OPTIONS is made up of a serious of comma delimited otpions which assigned a value of TRUE of FALSE to turn them on and off. The options applicable to code development are:

Package Loading Utility Function

Most R file have to include libraries, and they do this using the library() method. However, to use a library the containing package must be installed, this is usually just mentioned as a comment in the R file. There is no need for this, code can be written to check if the package is installed and install it if it isn’t present.

This simple utility function will load a package if it is missing before loading the library.

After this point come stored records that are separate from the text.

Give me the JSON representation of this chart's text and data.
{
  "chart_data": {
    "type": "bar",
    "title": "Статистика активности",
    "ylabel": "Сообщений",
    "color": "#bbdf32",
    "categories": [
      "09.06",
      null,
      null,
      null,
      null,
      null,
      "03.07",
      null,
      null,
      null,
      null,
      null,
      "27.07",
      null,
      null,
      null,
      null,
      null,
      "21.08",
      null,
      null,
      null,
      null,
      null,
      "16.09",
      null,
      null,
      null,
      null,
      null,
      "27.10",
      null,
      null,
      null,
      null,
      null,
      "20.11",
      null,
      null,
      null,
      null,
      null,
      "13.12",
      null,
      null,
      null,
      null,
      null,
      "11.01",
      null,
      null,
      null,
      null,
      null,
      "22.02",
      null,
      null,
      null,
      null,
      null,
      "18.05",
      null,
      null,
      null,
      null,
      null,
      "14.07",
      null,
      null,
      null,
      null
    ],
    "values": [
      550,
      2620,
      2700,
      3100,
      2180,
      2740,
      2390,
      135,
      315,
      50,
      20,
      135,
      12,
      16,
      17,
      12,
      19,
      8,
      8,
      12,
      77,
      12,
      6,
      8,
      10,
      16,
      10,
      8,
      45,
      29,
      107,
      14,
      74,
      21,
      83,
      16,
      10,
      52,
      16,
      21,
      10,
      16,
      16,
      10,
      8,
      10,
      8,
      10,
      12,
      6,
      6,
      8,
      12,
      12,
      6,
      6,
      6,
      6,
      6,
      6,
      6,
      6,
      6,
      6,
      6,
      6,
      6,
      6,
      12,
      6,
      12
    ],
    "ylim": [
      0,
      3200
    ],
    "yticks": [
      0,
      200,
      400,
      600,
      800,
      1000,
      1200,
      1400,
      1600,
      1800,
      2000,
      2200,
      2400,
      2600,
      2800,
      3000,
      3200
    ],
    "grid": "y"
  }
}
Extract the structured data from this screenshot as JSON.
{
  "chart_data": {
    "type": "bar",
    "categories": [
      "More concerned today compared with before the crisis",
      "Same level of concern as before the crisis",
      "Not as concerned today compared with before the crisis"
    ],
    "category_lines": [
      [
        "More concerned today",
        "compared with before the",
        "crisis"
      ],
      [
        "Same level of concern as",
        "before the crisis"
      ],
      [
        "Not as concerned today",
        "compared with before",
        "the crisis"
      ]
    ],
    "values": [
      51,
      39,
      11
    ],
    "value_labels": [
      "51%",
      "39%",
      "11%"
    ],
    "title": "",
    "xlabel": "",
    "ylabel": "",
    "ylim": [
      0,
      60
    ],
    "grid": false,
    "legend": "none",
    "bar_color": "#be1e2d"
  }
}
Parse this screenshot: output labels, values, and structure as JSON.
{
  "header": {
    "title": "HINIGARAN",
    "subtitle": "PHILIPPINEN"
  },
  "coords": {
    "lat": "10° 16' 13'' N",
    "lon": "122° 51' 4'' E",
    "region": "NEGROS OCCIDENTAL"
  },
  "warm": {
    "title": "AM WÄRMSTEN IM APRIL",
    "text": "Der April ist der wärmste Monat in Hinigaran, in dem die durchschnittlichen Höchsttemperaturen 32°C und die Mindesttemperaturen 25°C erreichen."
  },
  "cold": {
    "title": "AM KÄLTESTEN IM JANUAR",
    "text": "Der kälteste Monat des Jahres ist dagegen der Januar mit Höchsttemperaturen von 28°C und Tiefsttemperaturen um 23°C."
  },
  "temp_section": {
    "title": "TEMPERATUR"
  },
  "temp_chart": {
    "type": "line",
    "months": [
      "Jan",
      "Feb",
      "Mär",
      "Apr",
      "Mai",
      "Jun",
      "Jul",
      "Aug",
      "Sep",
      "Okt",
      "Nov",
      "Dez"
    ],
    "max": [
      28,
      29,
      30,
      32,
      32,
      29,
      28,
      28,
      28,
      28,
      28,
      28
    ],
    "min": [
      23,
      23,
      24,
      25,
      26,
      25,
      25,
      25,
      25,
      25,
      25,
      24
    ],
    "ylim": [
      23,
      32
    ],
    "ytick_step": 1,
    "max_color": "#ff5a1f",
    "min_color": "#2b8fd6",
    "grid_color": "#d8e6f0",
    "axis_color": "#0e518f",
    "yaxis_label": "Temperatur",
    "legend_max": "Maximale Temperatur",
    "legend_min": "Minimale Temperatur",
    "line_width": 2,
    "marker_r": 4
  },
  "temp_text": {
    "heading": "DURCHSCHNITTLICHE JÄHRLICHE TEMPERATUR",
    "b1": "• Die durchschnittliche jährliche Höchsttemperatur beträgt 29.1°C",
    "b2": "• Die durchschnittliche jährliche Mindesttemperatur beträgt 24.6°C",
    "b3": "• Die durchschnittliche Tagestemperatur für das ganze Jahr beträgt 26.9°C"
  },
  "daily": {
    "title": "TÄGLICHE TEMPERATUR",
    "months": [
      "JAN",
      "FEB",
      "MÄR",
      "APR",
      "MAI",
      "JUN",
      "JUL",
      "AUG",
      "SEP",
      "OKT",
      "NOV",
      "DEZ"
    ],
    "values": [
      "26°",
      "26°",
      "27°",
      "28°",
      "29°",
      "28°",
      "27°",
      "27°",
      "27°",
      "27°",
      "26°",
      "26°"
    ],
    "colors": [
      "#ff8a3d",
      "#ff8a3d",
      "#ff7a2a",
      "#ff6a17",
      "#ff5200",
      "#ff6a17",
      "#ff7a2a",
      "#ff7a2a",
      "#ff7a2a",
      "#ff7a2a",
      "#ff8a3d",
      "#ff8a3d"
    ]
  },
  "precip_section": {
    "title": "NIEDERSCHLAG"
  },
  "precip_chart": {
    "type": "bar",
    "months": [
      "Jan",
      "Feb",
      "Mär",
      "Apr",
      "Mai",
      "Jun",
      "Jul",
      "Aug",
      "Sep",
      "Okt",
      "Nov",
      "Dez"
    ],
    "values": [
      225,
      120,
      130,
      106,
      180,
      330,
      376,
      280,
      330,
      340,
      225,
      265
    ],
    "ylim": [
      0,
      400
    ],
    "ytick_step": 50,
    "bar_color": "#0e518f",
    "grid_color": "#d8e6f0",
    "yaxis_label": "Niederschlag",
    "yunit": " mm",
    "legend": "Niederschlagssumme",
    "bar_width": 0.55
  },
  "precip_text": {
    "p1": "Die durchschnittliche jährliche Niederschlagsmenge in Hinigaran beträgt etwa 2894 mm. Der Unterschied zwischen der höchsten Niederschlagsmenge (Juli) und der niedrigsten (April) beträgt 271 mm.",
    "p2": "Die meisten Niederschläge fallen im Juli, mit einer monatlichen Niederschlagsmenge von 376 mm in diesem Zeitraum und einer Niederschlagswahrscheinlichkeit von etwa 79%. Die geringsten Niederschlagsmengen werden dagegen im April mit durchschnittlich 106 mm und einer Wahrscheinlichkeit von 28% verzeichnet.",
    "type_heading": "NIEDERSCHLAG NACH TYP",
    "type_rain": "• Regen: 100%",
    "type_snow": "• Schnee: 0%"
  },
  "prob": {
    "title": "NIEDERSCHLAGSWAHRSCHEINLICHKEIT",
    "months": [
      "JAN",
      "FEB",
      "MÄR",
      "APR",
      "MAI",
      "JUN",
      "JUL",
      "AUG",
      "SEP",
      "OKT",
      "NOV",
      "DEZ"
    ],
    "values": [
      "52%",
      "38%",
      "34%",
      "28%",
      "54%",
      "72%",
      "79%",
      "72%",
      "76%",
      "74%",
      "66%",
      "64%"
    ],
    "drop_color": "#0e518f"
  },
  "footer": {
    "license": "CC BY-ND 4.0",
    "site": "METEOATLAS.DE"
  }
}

# setupPackage - is a method to load a libray which will first ensure that the associated package is loaded.
# packageName is a stirng specifying the library to be loaded.
# loud - is a boolean which will default to FALSE, if TRUE extra messages may be dispalyed (assuming chunk options allow)
# note for testing use the detatch() method to remove a package eg detach("package:tidyverse", unload = TRUE)
setupPackage <- function( packageName, loud=FALSE ) {
  
  if (!require(packageName, character.only=TRUE)) {
    install.packages(packageName, dependencies=TRUE, verbose=loud)
  } 
  
  # the character.only argument tells the method to expect the packageName to be a character string.
  library(packageName, character.only = TRUE, verbose=loud)
}

Example usage:

setupPackage("tidyverse")

Automatically Plot Attributes

During EDA it is desirable to generate simple plots for each attribute. It is tedious to produce each individual plot. The following function (which is a work in progress) will produce bar charts for all factor and logical variables within the supplied dataframe.

The code selects the column names for all attributes of type factor (and logical which it first converts to factor). And then proceeds to produce a graph for each attribute. The slightly tricky bit is that some of the methods require a symbol attribute and not the name "attribute" to remedy this the !!ensym method was used to encode the string name as a symbol. The function makes use of the fct_infreq() method from the the forcats package, this method reorders the levels within a factor by frequency.

Versions of this method could be created to produce different types of plots or work with different attributes types like numeric.

# boxPlotsForAllFactors - will produce box plots for all factor and logical attributes within
#                         a dataframe.
# df                     - the dataframe
# Requires tidyverse
# forcats
boxPlotsForAllFactors <- function(df) {

  # make a copy of the data set
  factor_data <- df
  
  # recode logical as factors
  factor_data  %<>% mutate_if(is.logical, as.factor)
  
  # get all factor columns
  factor_data <- dplyr::select_if(factor_data, is.factor)
  
  # get the column names (will be of stype string)
  col_names <- colnames(factor_data)
  
  # loop through the column names and produce a plot
  for(col_name in col_names) {
    # get number of levels within the factor
    nlev <- nlevels(factor_data[[col_name]])
  
    # don't use color if more than 25  the legends mess up the plots
    if( nlev <= 25 ){
      print(
        ggplot(data=factor_data, aes(fill= !!ensym(col_name))) +
          geom_bar(aes(x = forcats::fct_infreq(!!ensym(col_name)) )) +
          theme(axis.text.x = element_text(angle = 45, hjust = 1), legend.position = "none") +
          xlab(eval(col_name))
      )
    } else {
         print(
         ggplot(data=factor_data) +
          geom_bar(aes(x = forcats::fct_infreq(!!ensym(col_name)) )) +
          theme(axis.text.x = element_text(angle = 45, hjust = 1)) +
           xlab(eval(col_name)) 
         )
    }
  }

}

Where to Next

Creating our own collection of utility functions and code fragments will be initialy time consuming but will be a greate time saver down the track. Start your collection today.